Victoria’s Secret should have instead featured a model who does suffer from body image issues in the Instagram video. All women suffer from some body insecurity, and it would be empowering for a model to confess one of her insecurities. Confessions like these have famously been embraced by supermodel Tyra Banks. Banks has publicly discussed her own body struggles in the fashion industry and the adversity she faced for her figure. In January, she joined the Fight Fat Talk campaign, which encourages women to stop shaming themselves with phrases such as “I wish I had a flatter tummy.” If all models openly discussed their struggles with their bodies the way Banks does, there would likely be fewer women struggling with negative self-perception. Celebrities and models set trends and are adored in American culture—what they think and say has a lot of sway.

Furthermore, there are a multitude of studies proving that advertisements of thin models influence a woman’s body image, and body image issues have only increased with the advent of social media. A 2013 study by Claremont McKenna College found a correlation between the increased use of social media and a rise in body dissatisfaction and eating disorders among college-age women. The study also compared how ideal beauty standards have changed. Today’s models are underweight but models decades ago were not expected to be as thin.
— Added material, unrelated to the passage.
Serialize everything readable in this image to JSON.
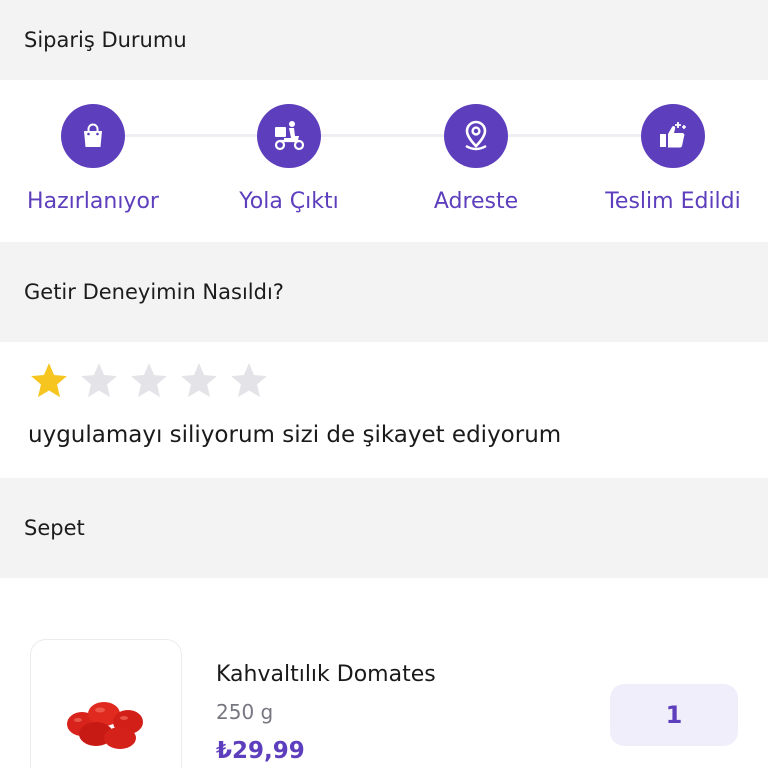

Victoria’s Secret should break the norm of typical models in our society. Instead of hiring models that have the same tall, thin figures, Victoria’s Secret should also celebrate women of different shapes. This may be overreaching but it is time for Victoria’s Secret to adapt to the bodies of real life.

Victoria’s Secret has the ability to influence how young women see their bodies. The company is widely regarded as one that encapsulates what it means to be a sexy woman. Celebrating women of all shapes and sizes will not only help Victoria’s Secret successfully come back from its “Perfect Body” campaign flop, but, it will also help with the epidemic of negative self-perception in American culture.